Formas creativas de promover la actividad física

Este informe analiza las experiencias de los niños y jóvenes con discapacidad en relación con las actividades de ocio y se centra en la actividad física y el deporte en particular. El informe es una continuación del Estudio sobre las actividades de ocio de niños y jóvenes que se publicó a principios de 2019. El tema central de este estudio es la participación en la actividad física y el deporte. El objetivo del informe basado en este estudio es producir información sobre el grupo de alrededor del 15% de los niños y jóvenes en Finlandia cuya participación en actividades de ocio implica ciertos desafíos debido a sus discapacidades. Solo existen unos pocos datos de investigación sobre este tema, por lo que ha sido difícil considerar las necesidades de los niños y jóvenes con discapacidad en la planificación de la política de juventud y deporte.

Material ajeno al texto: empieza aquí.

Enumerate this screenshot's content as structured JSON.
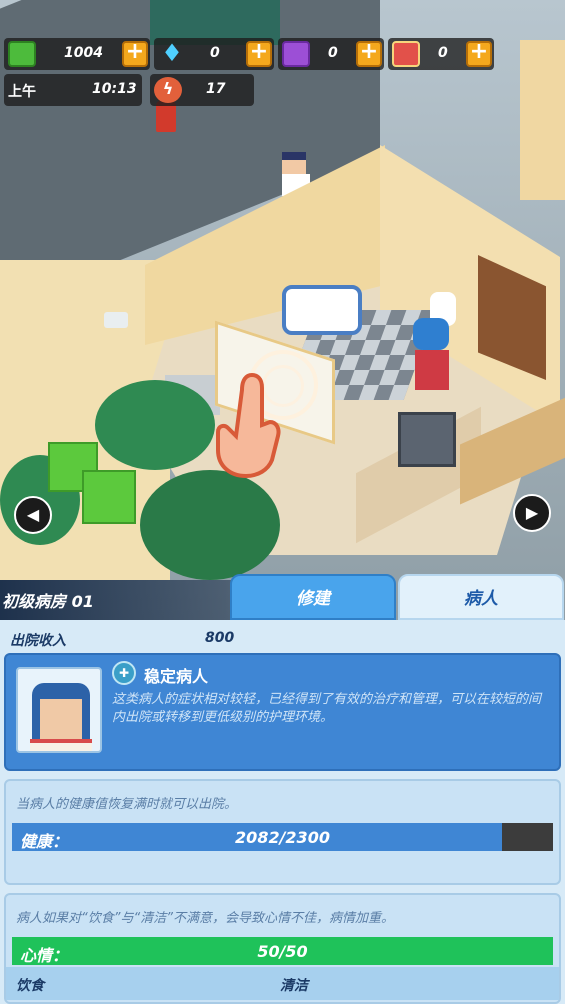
{
  "hud": {
    "cash": "1004",
    "gems": "0",
    "books": "0",
    "cards": "0",
    "period": "上午",
    "time": "10:13",
    "energy": "17"
  },
  "room": {
    "name": "初级病房 01",
    "tabs": [
      "修建",
      "病人"
    ]
  },
  "panel": {
    "income_label": "出院收入",
    "income_value": "800",
    "status": {
      "title": "稳定病人",
      "description": "这类病人的症状相对较轻，已经得到了有效的治疗和管理，可以在较短的间内出院或转移到更低级别的护理环境。"
    },
    "health": {
      "hint": "当病人的健康值恢复满时就可以出院。",
      "label": "健康：",
      "value": "2082/2300",
      "current": 2082,
      "max": 2300
    },
    "mood": {
      "hint": "病人如果对“饮食”与“清洁”不满意，会导致心情不佳，病情加重。",
      "label": "心情：",
      "value": "50/50",
      "current": 50,
      "max": 50,
      "factors": [
        "饮食",
        "清洁"
      ]
    }
  },
  "colors": {
    "health_fill": "#3f86d4",
    "mood_fill": "#1fc25a",
    "accent_orange": "#f4a81d"
  },
  "icons": [
    "cash-icon",
    "diamond-icon",
    "book-icon",
    "card-icon",
    "lightning-icon",
    "plus-icon",
    "chevron-left-icon",
    "chevron-right-icon",
    "tap-hand-icon",
    "status-icon"
  ]
}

En 2017, uno de los objetivos fijados por el Gobierno finlandés fue que todos los niños y jóvenes tuvieran la posibilidad de practicar al menos un pasatiempo de su elección en su tiempo libre. Esto se conoce como “garantía de afición” y se ha promovido activamente en el gobierno. A principios de 2019, el Ministerio de Educación y Cultura publicó su Estrategia de Actividades de Ocio para niños y jóvenes . La igualdad de trato y la igualdad de los niños y jóvenes se destaca en la Estrategia de Actividades de Ocio, lo que también ocurre en la política de deporte y juventud. Por lo tanto, según los objetivos, todos los niños y jóvenes deben tener garantizadas las mismas oportunidades de participar en actividades de ocio.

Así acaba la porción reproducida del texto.